The thin crescent of a waxing moon rises to watch the two women at their labours, and by the time they have buried Colin Neary piece by piece it is nearly six in the morning. Dennie calls in sick to work and stays with Sarah for the rest of the day, cleaning her wounds, watching over her as she sleeps and twitches in her dreams, and cat-napping herself when she can.
Six weeks later the police will find the decomposing remains of Colin Neary buried in his own allotment, and will arrest Sarah, who will steadfastly refuse to implicate Dennie in any of it. Sarah wants her to adopt the baby, but Dennie knows that isn’t how those things work. Nevertheless, she’s too afraid of what Sarah might do to herself and her unborn child if she refuses, so, to her undying shame, she lets Sarah take all the blame.
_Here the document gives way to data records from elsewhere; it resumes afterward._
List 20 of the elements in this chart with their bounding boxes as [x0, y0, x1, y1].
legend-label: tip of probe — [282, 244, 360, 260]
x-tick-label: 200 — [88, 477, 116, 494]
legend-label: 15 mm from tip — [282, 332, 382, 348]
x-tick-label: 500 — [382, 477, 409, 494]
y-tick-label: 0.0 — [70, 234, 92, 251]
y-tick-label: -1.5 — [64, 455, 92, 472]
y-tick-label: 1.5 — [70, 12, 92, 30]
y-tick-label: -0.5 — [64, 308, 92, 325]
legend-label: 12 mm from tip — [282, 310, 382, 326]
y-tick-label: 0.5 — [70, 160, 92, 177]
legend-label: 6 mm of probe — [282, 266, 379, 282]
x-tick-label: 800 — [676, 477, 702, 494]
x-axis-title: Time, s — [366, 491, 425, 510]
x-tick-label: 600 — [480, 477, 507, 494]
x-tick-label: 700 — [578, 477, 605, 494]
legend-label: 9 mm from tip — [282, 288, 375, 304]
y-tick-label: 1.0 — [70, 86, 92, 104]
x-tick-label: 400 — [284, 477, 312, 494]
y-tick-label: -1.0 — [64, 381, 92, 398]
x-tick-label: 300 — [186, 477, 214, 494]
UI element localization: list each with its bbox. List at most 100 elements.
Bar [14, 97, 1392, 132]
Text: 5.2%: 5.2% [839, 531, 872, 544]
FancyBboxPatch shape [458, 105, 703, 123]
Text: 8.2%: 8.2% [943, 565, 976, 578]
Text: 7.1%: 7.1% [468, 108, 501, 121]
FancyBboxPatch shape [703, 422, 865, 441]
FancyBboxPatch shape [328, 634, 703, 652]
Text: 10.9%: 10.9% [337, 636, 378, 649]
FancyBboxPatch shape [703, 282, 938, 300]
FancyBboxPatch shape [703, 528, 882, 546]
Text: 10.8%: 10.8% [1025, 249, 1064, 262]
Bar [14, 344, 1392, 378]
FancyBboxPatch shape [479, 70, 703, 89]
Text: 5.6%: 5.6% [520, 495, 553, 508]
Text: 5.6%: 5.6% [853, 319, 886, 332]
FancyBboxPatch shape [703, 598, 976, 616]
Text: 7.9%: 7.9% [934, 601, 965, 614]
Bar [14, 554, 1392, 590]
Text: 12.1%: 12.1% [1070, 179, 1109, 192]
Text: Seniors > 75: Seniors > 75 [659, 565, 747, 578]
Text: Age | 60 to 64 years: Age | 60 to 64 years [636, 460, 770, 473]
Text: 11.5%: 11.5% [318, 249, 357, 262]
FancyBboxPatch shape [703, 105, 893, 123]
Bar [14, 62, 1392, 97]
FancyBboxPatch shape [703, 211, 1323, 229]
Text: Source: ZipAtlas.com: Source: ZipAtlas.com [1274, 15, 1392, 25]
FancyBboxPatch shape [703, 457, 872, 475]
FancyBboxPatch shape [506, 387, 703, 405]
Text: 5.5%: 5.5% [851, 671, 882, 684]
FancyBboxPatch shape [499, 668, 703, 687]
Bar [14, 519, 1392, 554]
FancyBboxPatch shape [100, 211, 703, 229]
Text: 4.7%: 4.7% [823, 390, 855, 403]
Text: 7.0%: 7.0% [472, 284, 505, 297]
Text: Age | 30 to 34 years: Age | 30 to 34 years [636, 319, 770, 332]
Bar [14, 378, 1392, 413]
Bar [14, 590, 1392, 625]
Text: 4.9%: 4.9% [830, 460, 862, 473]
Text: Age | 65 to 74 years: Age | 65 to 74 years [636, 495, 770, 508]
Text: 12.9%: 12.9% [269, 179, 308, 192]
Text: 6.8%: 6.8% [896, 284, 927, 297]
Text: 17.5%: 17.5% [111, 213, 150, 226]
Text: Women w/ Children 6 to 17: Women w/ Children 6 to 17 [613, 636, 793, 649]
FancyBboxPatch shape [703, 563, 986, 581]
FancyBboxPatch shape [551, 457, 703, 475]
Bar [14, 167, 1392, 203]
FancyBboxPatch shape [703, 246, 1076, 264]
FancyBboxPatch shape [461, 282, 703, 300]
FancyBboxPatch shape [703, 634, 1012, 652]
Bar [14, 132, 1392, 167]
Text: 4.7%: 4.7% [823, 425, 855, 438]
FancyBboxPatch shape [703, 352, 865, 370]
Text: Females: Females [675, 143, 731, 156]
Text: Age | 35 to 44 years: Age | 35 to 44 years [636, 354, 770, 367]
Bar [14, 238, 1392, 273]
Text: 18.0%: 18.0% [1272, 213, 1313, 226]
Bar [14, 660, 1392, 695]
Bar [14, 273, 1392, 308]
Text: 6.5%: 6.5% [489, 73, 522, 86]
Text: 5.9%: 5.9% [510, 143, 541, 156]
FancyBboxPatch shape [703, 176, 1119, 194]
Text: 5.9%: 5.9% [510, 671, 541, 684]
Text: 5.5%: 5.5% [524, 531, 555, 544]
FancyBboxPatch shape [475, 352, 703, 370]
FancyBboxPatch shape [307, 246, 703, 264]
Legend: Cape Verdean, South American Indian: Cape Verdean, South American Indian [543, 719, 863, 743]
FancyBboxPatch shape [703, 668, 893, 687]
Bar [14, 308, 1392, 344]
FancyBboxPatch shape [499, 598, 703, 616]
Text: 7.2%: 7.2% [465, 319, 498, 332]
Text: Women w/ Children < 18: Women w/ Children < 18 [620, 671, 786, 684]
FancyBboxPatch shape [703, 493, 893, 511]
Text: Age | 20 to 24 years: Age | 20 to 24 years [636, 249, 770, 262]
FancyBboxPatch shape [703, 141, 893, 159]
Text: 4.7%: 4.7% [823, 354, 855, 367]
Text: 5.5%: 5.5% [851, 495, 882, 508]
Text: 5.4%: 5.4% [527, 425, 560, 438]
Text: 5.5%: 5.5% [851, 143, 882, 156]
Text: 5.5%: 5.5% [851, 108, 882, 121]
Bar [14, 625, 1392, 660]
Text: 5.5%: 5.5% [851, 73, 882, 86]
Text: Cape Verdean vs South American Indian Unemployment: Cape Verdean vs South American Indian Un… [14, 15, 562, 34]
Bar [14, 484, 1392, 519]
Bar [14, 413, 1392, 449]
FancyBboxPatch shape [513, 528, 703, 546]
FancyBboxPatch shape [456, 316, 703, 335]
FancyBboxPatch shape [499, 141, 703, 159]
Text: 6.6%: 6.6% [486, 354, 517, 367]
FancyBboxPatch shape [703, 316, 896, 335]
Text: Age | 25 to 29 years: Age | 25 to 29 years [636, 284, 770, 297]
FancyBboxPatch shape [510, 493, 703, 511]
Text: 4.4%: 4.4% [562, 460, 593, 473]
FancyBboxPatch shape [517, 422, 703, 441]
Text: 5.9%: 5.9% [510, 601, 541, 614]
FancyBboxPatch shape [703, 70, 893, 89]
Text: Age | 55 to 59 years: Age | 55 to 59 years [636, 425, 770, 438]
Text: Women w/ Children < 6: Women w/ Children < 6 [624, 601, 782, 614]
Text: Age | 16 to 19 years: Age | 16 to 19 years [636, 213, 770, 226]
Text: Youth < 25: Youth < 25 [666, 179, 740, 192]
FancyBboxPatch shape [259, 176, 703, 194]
Right now, though, when Dennie finally returns to her own home, the first thing she does is go through her fridge and throw out anything that contains meat.
* * *
Dennie waited for the long shadows of the summer evening to stretch themselves over the allotments. Quite a few of her neighbours were taking advantage of the good weather to sit out on their plots in the lingering twilight, chatting quietly, having family barbecues, or just watching the day fade. According to her calendar the moon was waning, but she hadn’t been able to see it because it had set during the afternoon and wouldn’t be seen in the sky until the early hours of tomorrow morning. There was still a week before the newcomers did whatever it was they were going to do, which was also when she expected to have another visitation from Sarah and Sabrina – or at least the part of her mind that was using their shapes to try to communicate with her conscious brain. The strongest and most insistent of those times also occurred at the time of the waxing crescent, but that didn’t help her because by then the deed – whatever it was – had already been done. What Dennie needed was for Sabrina to come to her in advance. Since that seemed unlikely to happen, she had decided to try to force the issue. She had spent an afternoon going through all the boxes in the loft looking for the actual doll, but without success.
‘After all,’ she said to Viggo, ‘as the proverb says: if the bikkies won’t come to the hound, the hound must come to the bikkies.’
Viggo thumped his tail on the floor of the shed hopefully, but since no bikkies were actually forthcoming he sighed tragically and went outside to have a sniff around.
The last of the summer twilight dwindled, and the hangers-on packed up and went home, leaving Dennie alone with the pipistrelles that darted after insects in the sky like scraps of storm-torn handkerchief.
She had to admit to herself that she had no idea what she was doing. It had been well over fifty years since she’d had conversations with her old rag doll, and the fact that she now knew she’d really been having conversations with herself wasn’t helping. Maybe that was what ouija boards and crystal balls were actually doing – not contacting the spirits of the dead but opening lines of communication with parts of the human mind that knew things which were otherwise impossible to know. So, what was her ouija board? What was her crystal ball? What did she do to take her conscious mind off the hook and let in the echoes of the universe?
Well, digging in her allotment, obviously. It had always been the one thing she could rely on to calm her down when she was stressed. Whenever she’d had an argument with Brian, or the kids had been getting on her nerves, or the people at work had been feckless, she’d come down here and dig over a few feet of soil and somehow all the tension was grounded safely away like the atmospheric charge before lightning could strike.
Dennie took her favourite gardening fork and went outside into the gathering gloom.
She talked to Sabrina as she worked, in the hope that it might jog something. Nothing-words and nonsense-sentences like when she was little, a running commentary on what she was doing, ruminations on what tomorrow’s weather might hold, trying to focus on her and yet not focus, to find the middle ground between being aware and zoning out, between being asleep and awake. She pottered between her rows of tomatoes, breaking up clods of earth and flicking out weeds, hardly able to see what she was doing and peering so intently at the ground that she nearly ran into Sarah, who was standing barefoot in the soil.
Slowly, Dennie raised her eyes.
Sarah was wearing the same flannel pyjamas with the single bloodstain and clutching Sabrina tightly. She stared around with wide, frightened eyes. Plainly she didn’t know where she was or what she was doing here.
‘Sarah,’ Dennie said softly. Her head began to ache, as if she’d had too much coffee.
The dead woman’s eyes snapped onto her. ‘He’s coming!’ she whispered. ‘It’s not safe here! You have to go home!’
‘Who’s coming? Do you mean Colin? It’s okay, honey, he’s gone.’
Sarah’s eyes resumed their urgent scanning of the surroundings, and now it seemed to Dennie that she hadn’t been staring around in confusion but was looking for someone, or something. Something hiding amongst the bean poles and greenhouses. Something that terrified her. The headache was growing stronger, throbbing and pulsing in Dennie’s skull. ‘Please, Dennie!’ she begged. ‘It’s not safe! You have to go home! They’re bringing him back! He’s coming!’
‘Sarah, who’s coming?’
The reply did not come from Sarah’s mouth, though it was uttered in Sarah’s voice. It came from the doll clutched in her hands.